Bu noktada ülkemizin kuvvetli doğal gaz altyapısı, pak güç tahlilleri ve global ölçekte süratle ehemmiyet kazanan hidrojen konusundaki potansiyeli uzmanlarca kabul gördüğünü hatırlamakta yarar var.”

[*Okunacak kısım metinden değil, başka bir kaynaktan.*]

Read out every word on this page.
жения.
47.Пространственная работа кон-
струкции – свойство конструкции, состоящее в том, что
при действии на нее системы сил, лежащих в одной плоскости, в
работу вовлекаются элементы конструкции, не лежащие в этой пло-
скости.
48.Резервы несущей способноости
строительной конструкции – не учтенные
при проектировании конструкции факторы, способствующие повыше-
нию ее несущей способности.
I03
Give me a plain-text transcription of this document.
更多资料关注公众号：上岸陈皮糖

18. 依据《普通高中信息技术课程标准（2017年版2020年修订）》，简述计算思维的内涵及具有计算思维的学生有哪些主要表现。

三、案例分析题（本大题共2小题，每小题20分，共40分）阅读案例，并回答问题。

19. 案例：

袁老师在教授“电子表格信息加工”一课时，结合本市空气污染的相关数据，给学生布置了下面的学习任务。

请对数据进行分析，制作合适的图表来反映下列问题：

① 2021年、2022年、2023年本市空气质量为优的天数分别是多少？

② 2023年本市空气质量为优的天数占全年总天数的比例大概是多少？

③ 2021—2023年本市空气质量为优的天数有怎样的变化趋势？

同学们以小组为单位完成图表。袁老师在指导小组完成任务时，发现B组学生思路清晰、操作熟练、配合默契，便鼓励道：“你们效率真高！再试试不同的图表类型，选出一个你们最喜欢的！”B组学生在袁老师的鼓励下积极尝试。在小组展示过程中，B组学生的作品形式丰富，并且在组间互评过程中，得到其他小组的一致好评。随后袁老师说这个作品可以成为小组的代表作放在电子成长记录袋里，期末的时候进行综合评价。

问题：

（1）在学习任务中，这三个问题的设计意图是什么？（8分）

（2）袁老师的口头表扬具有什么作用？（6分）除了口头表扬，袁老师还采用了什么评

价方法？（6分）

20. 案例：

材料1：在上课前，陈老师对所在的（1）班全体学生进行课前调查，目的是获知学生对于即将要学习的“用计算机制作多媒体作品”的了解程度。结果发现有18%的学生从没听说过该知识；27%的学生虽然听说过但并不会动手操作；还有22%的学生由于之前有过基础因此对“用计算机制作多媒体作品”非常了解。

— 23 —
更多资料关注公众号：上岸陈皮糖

YÜZLERCE MİLYAR EURO FİYATINDA YATIRIM PLANLANIYOR

Can’ın bahsetmiş olduğu raporda düşük, orta ve yüksek senaryolara bakılırsa 23 bin kilometrelik hidrojen şebekesinin yatırım ve işletim maliyetlerine yer veriliyor.

‘Bunun Ankara’ya tesiri ne olacak?’ diye sorarsanız çabucak yanıtlayalım… Avrupa Birliği, 2030 prestijiyle 320-460 milyar euro’luk bir yatırım planlıyor hidrojene. Öte yandan, hacimce yüzde 10 oranında hidrojenin doğal gaza karıştırılmasıyla gaz talebinin yüzde 3,5 azaldığı biliniyor.

Karbonsuz bir iktisada geçiş planları yapan Avrupa, doğal gaza hidrojen karıştırarak yoluna devam etme planları üzerinde çalışıyor. Haliyle kıtaya gelecek yüksek kapasiteli bir doğal gaz boru sınırı ihtimali de bu niçinle ortadan kalkıyor. Bu kapsamda, AB’yi hedefleyen son büyük ölçekli doğal gaz boru çizgisi projesinin TANAP ve devamında TAP olma ihtimali çok yüksek.

AB’nin doğal gaz talebinin daralacağı, bu niçinle EastMed boru sınırının varabileceği bir piyasanın bulunamayacağı gerçeğini artık herkes anladı. Bu niçinle ‘ölü doğmuş bir proje’ olarak isimlendirilen EastMed’e takviye verilmesi büsbütün ekonomik münasebetler temelinde anlamsızlaşıyor.

ATİNA’DA YAYIMLANAN RAPOR GÖZDEN KAÇMAMALI

Caner Can’ın panelde bahsetmiş olduğu bahisler bize yakın vakit evvel Atina merkezli IENE tarafınca yayımlanan raporu anımsatıyor. “EastMed’in Geleceği Tehlikede mi?” başlığıyla yayınlanan rapor, kelam konusu boru sınırının ekonomik ve teknik münasebetlerle hayata geçirilemeyeceği üzerinde duruyor. Raporda yer alan ‘taraf ülkelerce siyasi bir araç olarak kullanılan proje’ tanımlamasını EastMed’in bir ‘hayal’ olarak kalma mümkünlüğünün arttığı görüşü tamamlıyor…

Türkiye’nin TANAP ile güç denklemindeki yerinin pekişeceği ve EastMed’in ise ‘tasarlanmış lakin hayata geçirilmemiş boru sınırı projeleri’ ortasına gireceği beklentisi çok yaygın.

Bölgedeki güç istikrarları düşünüldüğünde bu gelişmeyi yalnızca güç alanında değil yeni olağanlaşma haricinde siyasetten iktisada geniş bir biçimde ele almak gerekiyor. Haliyle bu alt başlıklarda da bölgenin en kıymetli güç oyuncusu Ankara’nın atacağı adımların öteki ülkelerce yakından takip edileceği malum.